To install a plugin in a Studio host application, use the Plugin Manager (found in the Plugins menu).

Code and assets

The plugin’s main code is in Contents/Executables/Main.js. This contains the functions that are called by the Studio host app to perform various tasks, e.g. create the user interface and write code as part of an export.

Images and assets used for export are to be placed in Contents/Resources. Plugins have access to APIs for loading resources from this folder, e.g. to draw images in the Studio preview.

Many plugins use text templates that provide code fragments in the target language (e.g. Objective-C, Java, JavaScript/ES6). These should also be placed in Contents/Resources. The choice of template language is up to you. Neonto's own plugins have been using the Mustache template language for this purpose, but this is not a requirement — the Mustache library is included in each plugin as a JS dependency that gets loaded together with the plugin's main code (you can specify these dependencies using a setting in the plugin's Info.plist file). You could do your code generation using some other template language or any method you want.

Where to start

There are two ways to get started with a plugin: you can use the templates available in React Studio, or you can make a new plugin manually.

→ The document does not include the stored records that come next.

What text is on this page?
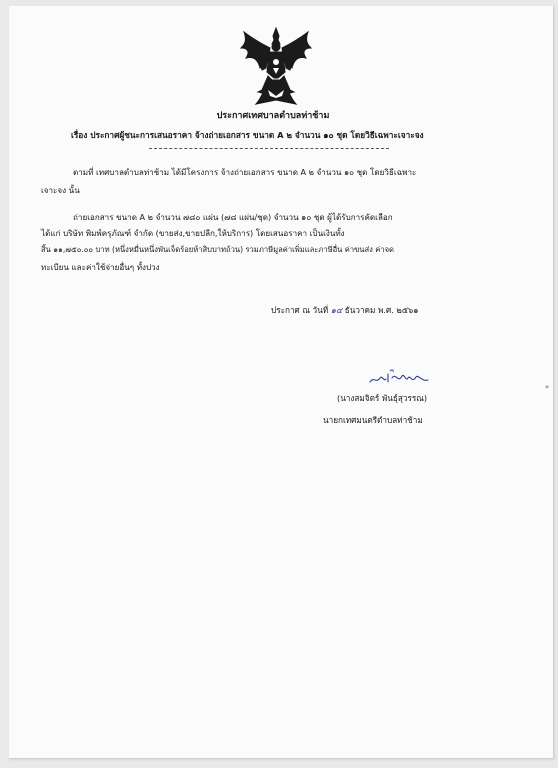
ประกาศเทศบาลตำบลท่าช้าม
เรื่อง ประกาศผู้ชนะการเสนอราคา จ้างถ่ายเอกสาร ขนาด A ๒ จำนวน ๑๐ ชุด โดยวิธีเฉพาะเจาะจง
ตามที่ เทศบาลตำบลท่าช้าม ได้มีโครงการ จ้างถ่ายเอกสาร ขนาด A ๒ จำนวน ๑๐ ชุด โดยวิธีเฉพาะ
เจาะจง นั้น
ถ่ายเอกสาร ขนาด A ๒ จำนวน ๗๘๐ แผ่น (๗๘ แผ่น/ชุด) จำนวน ๑๐ ชุด ผู้ได้รับการคัดเลือก
ได้แก่ บริษัท พิมพ์ครุภัณฑ์ จำกัด (ขายส่ง,ขายปลีก,ให้บริการ) โดยเสนอราคา เป็นเงินทั้ง
สิ้น ๑๑,๗๕๐.๐๐ บาท (หนึ่งหมื่นหนึ่งพันเจ็ดร้อยห้าสิบบาทถ้วน) รวมภาษีมูลค่าเพิ่มและภาษีอื่น ค่าขนส่ง ค่าจด
ทะเบียน และค่าใช้จ่ายอื่นๆ ทั้งปวง
ประกาศ ณ วันที่ ๑๔ ธันวาคม พ.ศ. ๒๕๖๑
(นางสมจิตร์ พันธุ์สุวรรณ)
นายกเทศมนตรีตำบลท่าช้าม
*
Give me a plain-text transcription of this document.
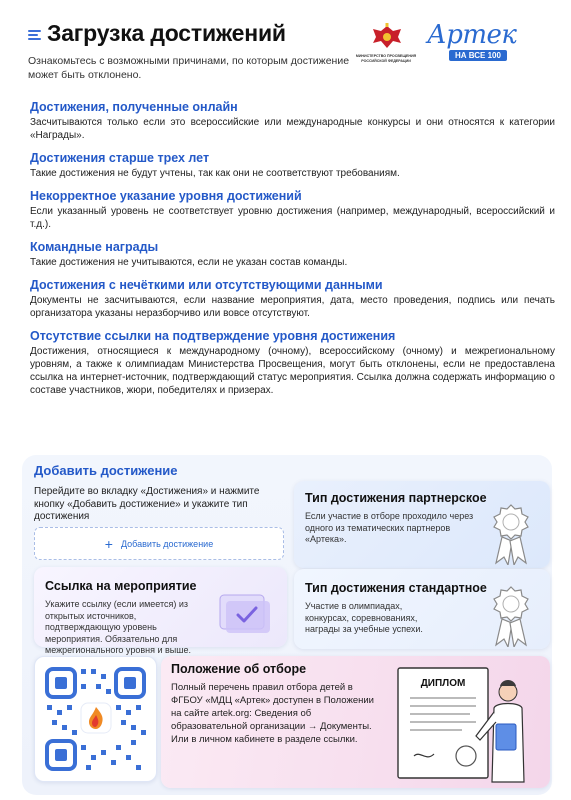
Загрузка достижений
Ознакомьтесь с возможными причинами, по которым достижение может быть отклонено.
МИНИСТЕРСТВО ПРОСВЕЩЕНИЯ РОССИЙСКОЙ ФЕДЕРАЦИИ
Артек
НА ВСЕ 100
Достижения, полученные онлайн
Засчитываются только если это всероссийские или международные конкурсы и они относятся к категории «Награды».
Достижения старше трех лет
Такие достижения не будут учтены, так как они не соответствуют требованиям.
Некорректное указание уровня достижений
Если указанный уровень не соответствует уровню достижения (например, международный, всероссийский и т.д.).
Командные награды
Такие достижения не учитываются, если не указан состав команды.
Достижения с нечёткими или отсутствующими данными
Документы не засчитываются, если название мероприятия, дата, место проведения, подпись или печать организатора указаны неразборчиво или вовсе отсутствуют.
Отсутствие ссылки на подтверждение уровня достижения
Достижения, относящиеся к международному (очному), всероссийскому (очному) и межрегиональному уровням, а также к олимпиадам Министерства Просвещения, могут быть отклонены, если не предоставлена ссылка на интернет-источник, подтверждающий статус мероприятия. Ссылка должна содержать информацию о составе участников, жюри, победителях и призерах.
Добавить достижение
Перейдите во вкладку «Достижения» и нажмите кнопку «Добавить достижение» и укажите тип достижения
+ Добавить достижение
Тип достижения партнерское

Если участие в отборе проходило через одного из тематических партнеров «Артека».

Ссылка на мероприятие

Укажите ссылку (если имеется) из открытых источников, подтверждающую уровень мероприятия. Обязательно для межрегионального уровня и выше.

Тип достижения стандартное

Участие в олимпиадах, конкурсах, соревнованиях, награды за учебные успехи.

Положение об отборе

Полный перечень правил отбора детей в ФГБОУ «МДЦ «Артек» доступен в Положении на сайте artek.org: Сведения об образовательной организации → Документы. Или в личном кабинете в разделе ссылки.

ДИПЛОМ
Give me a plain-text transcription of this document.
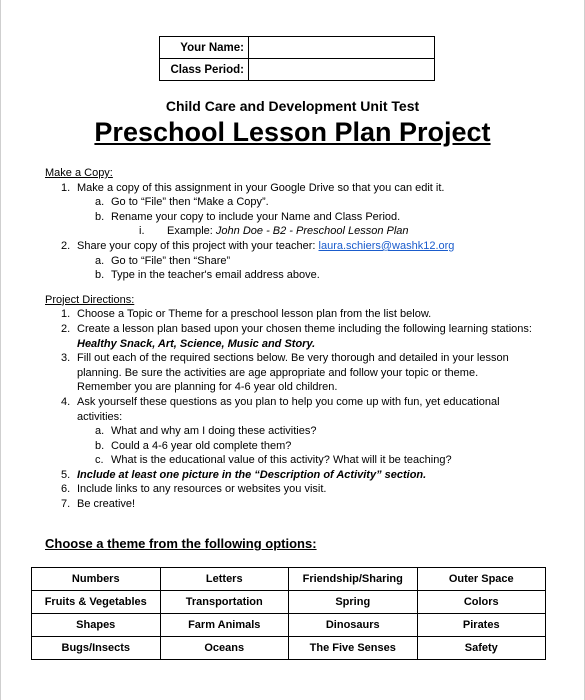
Your Name:	
Class Period:	
Child Care and Development Unit Test
Preschool Lesson Plan Project
Make a Copy:
1. Make a copy of this assignment in your Google Drive so that you can edit it.
a. Go to “File” then “Make a Copy”.
b. Rename your copy to include your Name and Class Period.
i. Example: John Doe - B2 - Preschool Lesson Plan
2. Share your copy of this project with your teacher: laura.schiers@washk12.org
a. Go to “File” then “Share”
b. Type in the teacher's email address above.
Project Directions:
1. Choose a Topic or Theme for a preschool lesson plan from the list below.
2. Create a lesson plan based upon your chosen theme including the following learning stations:
Healthy Snack, Art, Science, Music and Story.
3. Fill out each of the required sections below. Be very thorough and detailed in your lesson
planning. Be sure the activities are age appropriate and follow your topic or theme.
Remember you are planning for 4-6 year old children.
4. Ask yourself these questions as you plan to help you come up with fun, yet educational
activities:
a. What and why am I doing these activities?
b. Could a 4-6 year old complete them?
c. What is the educational value of this activity? What will it be teaching?
5. Include at least one picture in the “Description of Activity” section.
6. Include links to any resources or websites you visit.
7. Be creative!
Choose a theme from the following options:
Numbers	Letters	Friendship/Sharing	Outer Space
Fruits & Vegetables	Transportation	Spring	Colors
Shapes	Farm Animals	Dinosaurs	Pirates
Bugs/Insects	Oceans	The Five Senses	Safety
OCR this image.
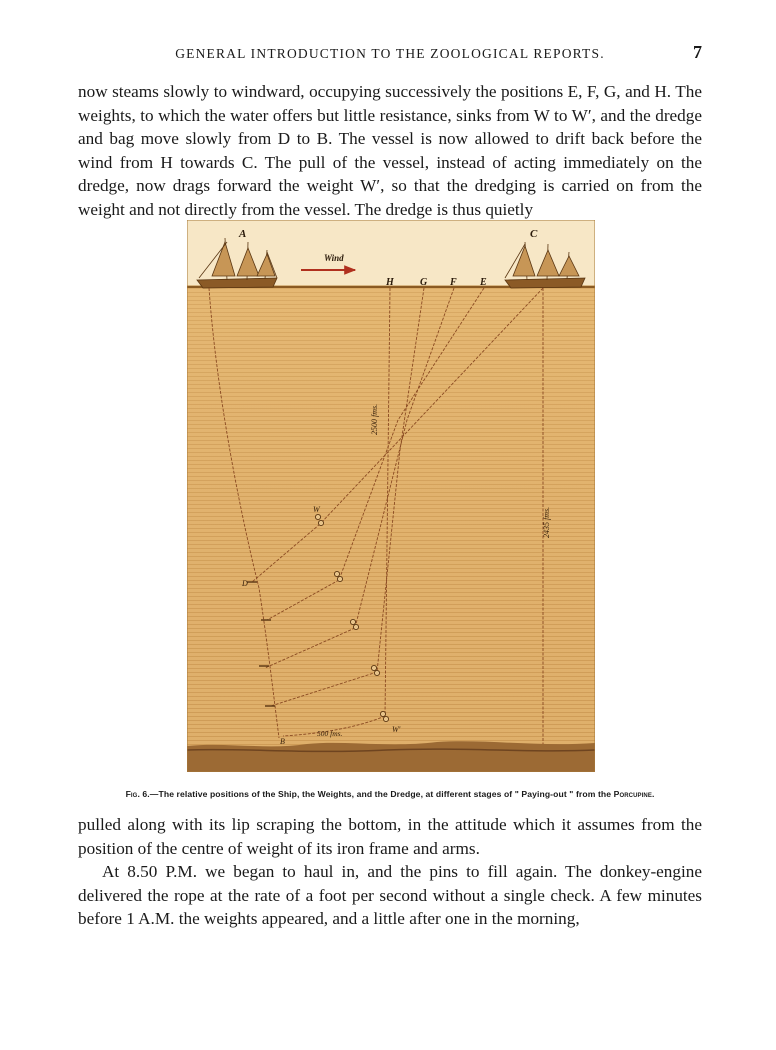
GENERAL INTRODUCTION TO THE ZOOLOGICAL REPORTS.	7

now steams slowly to windward, occupying successively the positions E, F, G, and H. The weights, to which the water offers but little resistance, sinks from W to W′, and the dredge and bag move slowly from D to B. The vessel is now allowed to drift back before the wind from H towards C. The pull of the vessel, instead of acting immediately on the dredge, now drags forward the weight W′, so that the dredging is carried on from the weight and not directly from the vessel. The dredge is thus quietly

A	C
Wind
H	G F E
W
W′
D
B
2500 fms.
2435 fms.
500 fms.
Fig. 6.—The relative positions of the Ship, the Weights, and the Dredge, at different stages of " Paying-out " from the Porcupine.

pulled along with its lip scraping the bottom, in the attitude which it assumes from the position of the centre of weight of its iron frame and arms.

At 8.50 P.M. we began to haul in, and the pins to fill again. The donkey-engine delivered the rope at the rate of a foot per second without a single check. A few minutes before 1 A.M. the weights appeared, and a little after one in the morning,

Using a React Studio template

Look in the Develop menu for the "Create New Plugin" tool. It will ask for some basic specs like plugin name, and will build the plugin's structure for you.

Manually creating a plugin

It's easiest to start a new plugin by modifying one of the working examples.

For example, Randomize.plugin (found in folder “Element examples” within the example zip linked above) is one of the most easily understood complete plugins.

If you want to make a multi-target plugin that works for all major targets (iOS, Android, ReactJS), take a look at Camera.plugin.

To rename the plugin, it's not enough to rename the plugin bundle. You must also edit Contents/Info.plist and replace the plugin name in both the "bundle name" and "bundle identifier" fields. (The bundle identifier is an internal id that is used by the operating system.) You should also change the name Contents/Executables/Main.js, where the plugin can return localized strings to Neonto Studio including the plugin name displayed to the user.

Next

Proceed to API reference to find out what APIs are available and to learn about the lifecycle of a plugin.

Debugging

Eventually one might need to inspect the plugin behavior closer e.g. when there's a error. This can be implemented through logging with the following methods:

console.log(message)

Prints logs to macOS Console.app (located in Applications -> Utilities).

console.trace(message)

Prints logs to Native/React Studio's Project Command Line -window (available through Plugins -> Developer Extras -> Project-Level Command Line).